Quais são os riscos de fazer negócios com pessoas incluídas na lista PEP?

Pessoa Exposta Politicamente (PEP) é o conceito definido pelo Grupo de Ação Financeira Internacional (GAFI) para representar o profissional que atua ou que tenha atuado em uma função pública relevante em seu país.

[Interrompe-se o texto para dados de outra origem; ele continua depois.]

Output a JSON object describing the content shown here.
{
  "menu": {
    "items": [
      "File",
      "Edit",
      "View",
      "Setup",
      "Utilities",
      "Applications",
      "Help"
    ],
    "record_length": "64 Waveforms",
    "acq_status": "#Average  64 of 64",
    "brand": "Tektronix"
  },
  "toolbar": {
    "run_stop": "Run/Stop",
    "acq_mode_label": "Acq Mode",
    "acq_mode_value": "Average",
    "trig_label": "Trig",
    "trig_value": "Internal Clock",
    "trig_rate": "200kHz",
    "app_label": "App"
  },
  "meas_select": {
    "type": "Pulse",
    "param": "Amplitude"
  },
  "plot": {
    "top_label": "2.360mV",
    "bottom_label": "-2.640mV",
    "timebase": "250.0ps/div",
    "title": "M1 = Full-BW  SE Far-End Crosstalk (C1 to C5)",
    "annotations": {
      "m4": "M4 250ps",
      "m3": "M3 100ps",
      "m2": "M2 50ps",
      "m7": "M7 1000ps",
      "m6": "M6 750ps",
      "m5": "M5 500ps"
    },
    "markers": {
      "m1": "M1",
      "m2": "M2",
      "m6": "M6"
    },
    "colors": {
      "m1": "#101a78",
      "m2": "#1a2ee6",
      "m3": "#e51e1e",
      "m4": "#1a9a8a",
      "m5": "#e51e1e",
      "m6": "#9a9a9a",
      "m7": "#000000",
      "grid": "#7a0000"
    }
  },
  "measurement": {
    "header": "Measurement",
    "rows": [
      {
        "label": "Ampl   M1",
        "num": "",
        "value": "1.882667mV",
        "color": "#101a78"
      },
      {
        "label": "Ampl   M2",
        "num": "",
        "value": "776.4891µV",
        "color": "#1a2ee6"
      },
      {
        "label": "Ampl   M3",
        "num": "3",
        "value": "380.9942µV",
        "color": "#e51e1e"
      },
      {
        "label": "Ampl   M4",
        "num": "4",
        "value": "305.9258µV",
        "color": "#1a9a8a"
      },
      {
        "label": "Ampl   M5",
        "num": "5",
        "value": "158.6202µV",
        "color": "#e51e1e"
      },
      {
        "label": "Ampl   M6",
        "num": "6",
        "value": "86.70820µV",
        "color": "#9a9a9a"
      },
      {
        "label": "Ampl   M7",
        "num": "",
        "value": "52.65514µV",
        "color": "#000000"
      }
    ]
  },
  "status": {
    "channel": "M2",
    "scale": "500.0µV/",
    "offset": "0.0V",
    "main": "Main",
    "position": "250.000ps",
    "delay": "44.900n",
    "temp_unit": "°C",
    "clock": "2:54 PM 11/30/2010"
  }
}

Por causa de sua posição e influência, estas pessoas têm um risco maior de serem envolvidas em esquemas de corrupção ou em infrações penais antecedentes ao crime de lavagem de dinheiro. Este risco foi mapeado em todo o mundo, tanto que o GAFI lista algumas medidas preventivas para o relacionamento comercial com PEPs.

As recomendações 12 e 22 sugerem que os países assegurem que as instituições financeiras criem políticas e procedimentos internos preventivos para o relacionamento comercial com PEPs. Por outro lado, o texto também deixa claro que o requisito é uma medida preventiva e que um PEP não deve ser estigmatizado, ou seja, a instituição financeira não deve recusar uma relação comercial apenas pelo fato de ele fazer parte da lista.

Qualquer instituição pode, em algum momento, estabelecer uma relação comercial com um PEP ou alguma pessoa de seu relacionamento próximo. Nestas situações, cabe à instituição assumir uma conduta preventiva, amparando-se com informações e ferramentas para assegurar que não há risco em potencial. Boas práticas do mercado, como o processo Conheça o seu Cliente (KYC), colaboram nesta verificação da identidade e da idoneidade dos clientes.

“As instituições devem criar as suas próprias políticas de identificação e de relacionamento com clientes PEPs”, explica Alexandre Botelho, parceiro da AML Risco Reputacional e especialista em Prevenção à Lavagem de Dinheiro e Fraudes. Segundo Botelho, esta é uma discussão polêmica no Brasil e que merece amplas reflexões da alta administração das instituições.

Os pontos controversos estão no detalhamento feito pelos reguladores sobre quem seriam as pessoas politicamente expostas no Brasil. Pelo entendimento das autoridades, apenas alguns cargos ou funções são considerados relevantes e, portanto, classificados como PEPs. “A regulamentação contempla, por exemplo, que apenas os prefeitos de capitais de Estados são considerados PEPs, mas todos os outros também estão suscetíveis aos mesmos riscos”, observa Botelho.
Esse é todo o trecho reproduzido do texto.